Image source: Catalyst Pharmaceuticals.
What: Shares of the clinical-stage biopharma Catalyst Pharmaceuticals (CPRX 2.65%) gained more than 14% today on heavy volume after the company announced that it has completed the rolling submission of the New Drug Application (NDA) to the FDA for Firdapse. Firdapse is an experimental treatment for the ultra-rare disorders Lambert Eaton myasthenic syndrome and congenital myasthenic syndromes.
In 2012, Catalyst licensed the drug's North American rights from the orphan drug specialist BioMarin (BMRN -0.93%). Although BioMarin has marketed the drug in the EU as a treatment for Lambert Eaton myasthenic syndrome for nearly five years, it remains a relatively a minor product within the company's rare-disease drug portfolio.

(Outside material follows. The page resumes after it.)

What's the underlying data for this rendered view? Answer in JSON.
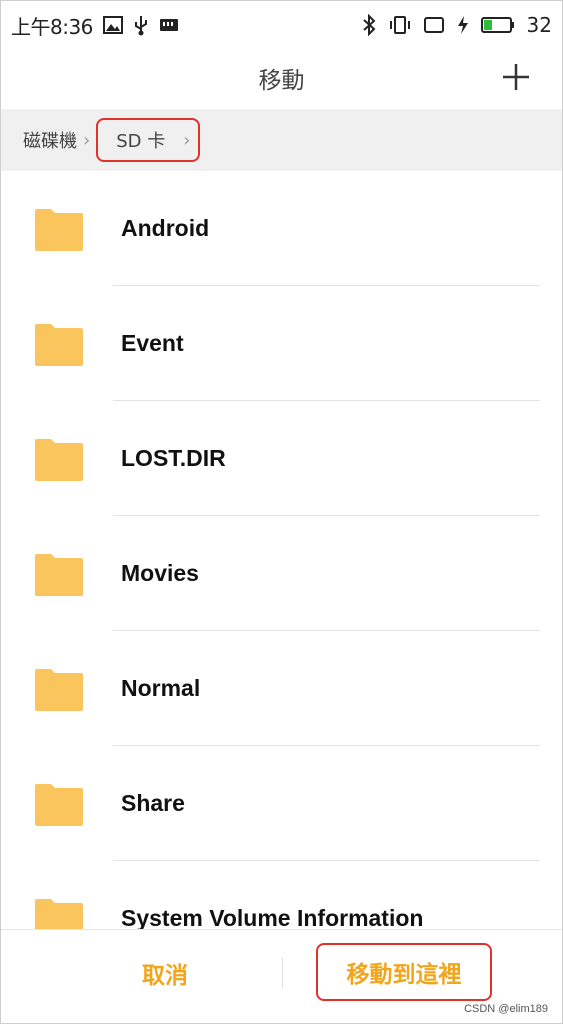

So what: Catalyst believes that a heavier promotional effort than the drug has experienced in the EU could push its sales up to around $100 million a year in North America. If true, Firdapse would be a major value driver for a company with a market cap of less than $250 million at present.
Now what: The company is reportedly requesting a Priority Review by the FDA as part of its NDA submission, meaning that a regulatory decision could come within six months after the NDA is formally accepted by the agency -- instead of the usual 10 months per a standard review. So, if everything goes according to plan, Catalyst might be able to transition into a cash-flow-positive operation by perhaps late 2016 or early 2017. Given that orphan drugmakers tend to command a massive premium once they've started to generate revenue, investors may want to consider adding this small-cap biopharma to their 2016 watch list right now.